There’s also a chapter dedicated to the world’s largest parasite, which can grow to more than 100 feet long.
(There’s a replica of it) hanging above the parasite display at the University of Nebraska State Museum. It’s stunningly huge.
It lives in whales, and the eggs are produced by the hundreds of millions. Because it’s just a crapshoot; it’s a completely random thing. Those eggs go out, and then they have to be eaten by a (crustacean) or something. Then that (crustacean) has to be eaten by a fish or krill, and then it amplifies up in that fish or krill, and then the whale eats the krill and becomes infected again.
How does the book reflect the scope and mission of the Manter Laboratory of Parasitology?
We wanted to give a broad perspective on the kind of work that we do here at the Manter Lab. This is one of the leading museum laboratories in the world for parasitology. The diversity that we have here, it’s really intense, it’s really broad. … Literally thousands of people’s collections have come into this one.

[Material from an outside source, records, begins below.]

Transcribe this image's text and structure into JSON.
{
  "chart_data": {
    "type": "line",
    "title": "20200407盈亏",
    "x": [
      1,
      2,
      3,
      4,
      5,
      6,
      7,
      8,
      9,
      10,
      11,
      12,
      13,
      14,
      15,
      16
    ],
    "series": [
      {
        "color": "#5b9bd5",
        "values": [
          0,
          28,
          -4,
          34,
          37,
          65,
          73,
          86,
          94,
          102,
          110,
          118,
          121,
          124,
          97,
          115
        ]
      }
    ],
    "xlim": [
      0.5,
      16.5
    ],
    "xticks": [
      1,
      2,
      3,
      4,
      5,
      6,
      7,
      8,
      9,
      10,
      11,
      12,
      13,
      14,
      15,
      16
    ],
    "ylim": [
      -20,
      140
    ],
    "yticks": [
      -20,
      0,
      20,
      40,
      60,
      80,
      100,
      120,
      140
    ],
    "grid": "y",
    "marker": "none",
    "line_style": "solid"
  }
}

If you look at how much time it takes to collect a specimen and put it into a vial, and then label the vial, and then put the vial into the collection, and then take the specimen out and put it onto a slide and make a permanent slide of it that then goes back into the collection, and then take images of it… The number of hours that have been put into this biological collection by our people is billions of dollars’ worth, because we have more than 500,000 microscope slides in the collection now, and in excess of 100,000 vials with specimens.
These things that we publish, that are based on specimens in the collections, are the basis for understanding diversity forever. … Everything we put in these collections, we assume it’s going to last 10,000 years. When we put (a specimen) in a bottle, we use formaldehyde that’s buffered, or we use ethanol. We also write on it in India ink, or indelible ink, that will never degrade. And we use a lid that’s Teflon-lined so that it will not leak. This bottle was designed to last in our collection for as long as humanity lives.
How many copies of the book are you giving as presents this holiday season? Who’s getting them?
The lab bought 60 copies. They’re going out to a lot of the science teachers in Lincoln who signed up for our workshops … so they could take ideas about parasitology back to their classrooms. All those teachers are going to get copies.
And I’ve already sent out about 20 copies to various people we’ve worked with over the years. I sent one to Bill Campbell, who won a Nobel Prize for the discovery of (the antiparasitic drug) ivermectin. … He wrote me, and he said, “Scott, I received the book. I read it cover to cover, and it’s amazing.” It was pretty neat to get a letter from a Nobel Prize laureate saying that he loved the book.